Contudo, um relacionamento de fato floresce no filme, entre Seth e Abby (a bela Nia Long, de Boyz n' the Hood: Os Donos da Rua), a recepcionista da J.T. Marlin. E apesar desta relação eventualmente vir a se tornar importante para o filme, confesso que o que mais admirei nela foi o modo com que Younger escreveu suas cenas, de maneira que Seth e Abby verdadeiramente compartilhem suas esperanças, sonhos, trajetórias e inseguranças ao invés de apenas cair na paixão automática tão comum nos filmes de hoje. Devido à rotina racista na firma, Seth observa que não deve ser fácil para uma mulher negra trabalhar no local. Abby aponta que ela ganha $80,000 por ano e ajuda a mãe doente. Caso encerrado, sem dramaturgia exagerada sobre namoro interracial, etc. Eles gostam um do outro e evoluíram para além das barreiras raciais. Um tapa na cara da geração mimimi.
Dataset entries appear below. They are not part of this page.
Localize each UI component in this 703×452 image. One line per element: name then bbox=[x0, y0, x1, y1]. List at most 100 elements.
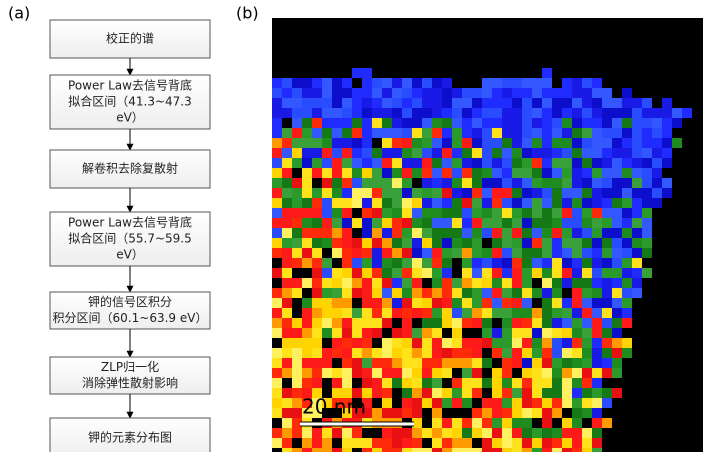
flow-step-text: 拟合区间（55.7~59.5 bbox=[68, 231, 192, 246]
flow-step-text: 钾的元素分布图 bbox=[88, 430, 172, 445]
map-pixel bbox=[412, 308, 422, 318]
map-pixel bbox=[492, 178, 502, 188]
map-pixel bbox=[452, 388, 462, 398]
map-pixel bbox=[572, 208, 582, 218]
map-pixel bbox=[532, 278, 542, 288]
map-pixel bbox=[302, 438, 312, 448]
map-pixel bbox=[472, 338, 482, 348]
map-pixel bbox=[392, 138, 402, 148]
map-pixel bbox=[552, 358, 562, 368]
map-pixel bbox=[582, 388, 592, 398]
map-pixel bbox=[382, 338, 392, 348]
map-pixel bbox=[312, 348, 322, 358]
map-pixel bbox=[482, 368, 492, 378]
map-pixel bbox=[602, 338, 612, 348]
map-pixel bbox=[492, 438, 502, 448]
map-pixel bbox=[592, 148, 602, 158]
map-pixel bbox=[552, 398, 562, 408]
map-pixel bbox=[362, 298, 372, 308]
map-pixel bbox=[482, 218, 492, 228]
map-pixel bbox=[372, 208, 382, 218]
map-pixel bbox=[612, 358, 622, 368]
map-pixel bbox=[602, 188, 612, 198]
map-pixel bbox=[302, 108, 312, 118]
map-pixel bbox=[422, 78, 432, 88]
map-pixel bbox=[632, 268, 642, 278]
map-pixel bbox=[522, 408, 532, 418]
map-pixel bbox=[292, 88, 302, 98]
map-pixel bbox=[292, 378, 302, 388]
map-pixel bbox=[422, 148, 432, 158]
map-pixel bbox=[562, 78, 572, 88]
map-pixel bbox=[532, 218, 542, 228]
map-pixel bbox=[482, 418, 492, 428]
map-pixel bbox=[602, 318, 612, 328]
map-pixel bbox=[382, 128, 392, 138]
map-pixel bbox=[572, 358, 582, 368]
map-pixel bbox=[332, 188, 342, 198]
map-pixel bbox=[362, 218, 372, 228]
map-pixel bbox=[292, 328, 302, 338]
map-pixel bbox=[452, 98, 462, 108]
map-pixel bbox=[562, 258, 572, 268]
map-pixel bbox=[312, 228, 322, 238]
map-pixel bbox=[522, 348, 532, 358]
map-pixel bbox=[462, 198, 472, 208]
map-pixel bbox=[482, 448, 492, 452]
map-pixel bbox=[392, 208, 402, 218]
map-pixel bbox=[342, 278, 352, 288]
map-pixel bbox=[432, 348, 442, 358]
map-pixel bbox=[272, 118, 282, 128]
map-pixel bbox=[352, 338, 362, 348]
map-pixel bbox=[542, 118, 552, 128]
map-pixel bbox=[422, 108, 432, 118]
map-pixel bbox=[452, 208, 462, 218]
map-pixel bbox=[312, 438, 322, 448]
map-pixel bbox=[352, 358, 362, 368]
map-pixel bbox=[392, 148, 402, 158]
map-pixel bbox=[392, 318, 402, 328]
map-pixel bbox=[512, 338, 522, 348]
map-pixel bbox=[522, 298, 532, 308]
map-pixel bbox=[552, 268, 562, 278]
map-pixel bbox=[552, 298, 562, 308]
map-pixel bbox=[552, 288, 562, 298]
map-pixel bbox=[412, 328, 422, 338]
map-pixel bbox=[372, 368, 382, 378]
map-pixel bbox=[482, 298, 492, 308]
map-pixel bbox=[482, 198, 492, 208]
map-pixel bbox=[402, 368, 412, 378]
map-pixel bbox=[562, 218, 572, 228]
map-pixel bbox=[592, 328, 602, 338]
map-pixel bbox=[332, 198, 342, 208]
map-pixel bbox=[402, 348, 412, 358]
map-pixel bbox=[372, 228, 382, 238]
map-pixel bbox=[582, 298, 592, 308]
map-pixel bbox=[462, 178, 472, 188]
map-pixel bbox=[542, 168, 552, 178]
map-pixel bbox=[512, 368, 522, 378]
map-pixel bbox=[372, 298, 382, 308]
map-pixel bbox=[342, 428, 352, 438]
map-pixel bbox=[572, 378, 582, 388]
map-pixel bbox=[432, 318, 442, 328]
map-pixel bbox=[452, 308, 462, 318]
map-pixel bbox=[422, 258, 432, 268]
map-pixel bbox=[592, 378, 602, 388]
map-pixel bbox=[432, 198, 442, 208]
map-pixel bbox=[502, 368, 512, 378]
map-pixel bbox=[642, 238, 652, 248]
map-pixel bbox=[382, 358, 392, 368]
map-pixel bbox=[452, 258, 462, 268]
map-pixel bbox=[462, 438, 472, 448]
map-pixel bbox=[372, 88, 382, 98]
map-pixel bbox=[452, 108, 462, 118]
map-pixel bbox=[472, 288, 482, 298]
map-pixel bbox=[272, 138, 282, 148]
map-pixel bbox=[322, 188, 332, 198]
map-pixel bbox=[462, 338, 472, 348]
map-pixel bbox=[422, 218, 432, 228]
map-pixel bbox=[292, 408, 302, 418]
map-pixel bbox=[532, 108, 542, 118]
map-pixel bbox=[332, 438, 342, 448]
Falando um pouco sobre o elenco, todos estão ótimos. Diversos futuros astros de Hollywood (Affleck, Diesel) demonstram seu carisma, e Ribisi, em alta na época, demonstrou ser um dos melhores atores de sua geração. A cena em que Seth desabafa para seu pai sobre a difícil relação entre os dois é de partir o coração, e o veterano Ron Rifkin também garante peso e prestígio à produção.

É claro que O Primeiro Milhão não é perfeito. Sua conclusão é um tanto atabalhoada com tantas coisas acontecendo ao mesmo tempo, mas trata-se de um filme que mesmo com pretensões tímidas, consegue ser original e energético, além de servir como um perfeito exemplo do preço alto a se pagar pela ambição exagerada. Durante o filme, me peguei absorto pelo nível de envolvimento e tensão da produção, especialmente por todos os personagens serem tratados como humanos reais, que convivem com os complexos e culpas, que se comportam bem e muitas vezes, se comportam mal, de forma que fica perfeitamente possível compreender porque todos no filme fazem o que fazem no final das contas. Se eu faria o mesmo? Depende...

O Primeiro Milhão está disponível no mercado de Home-Video.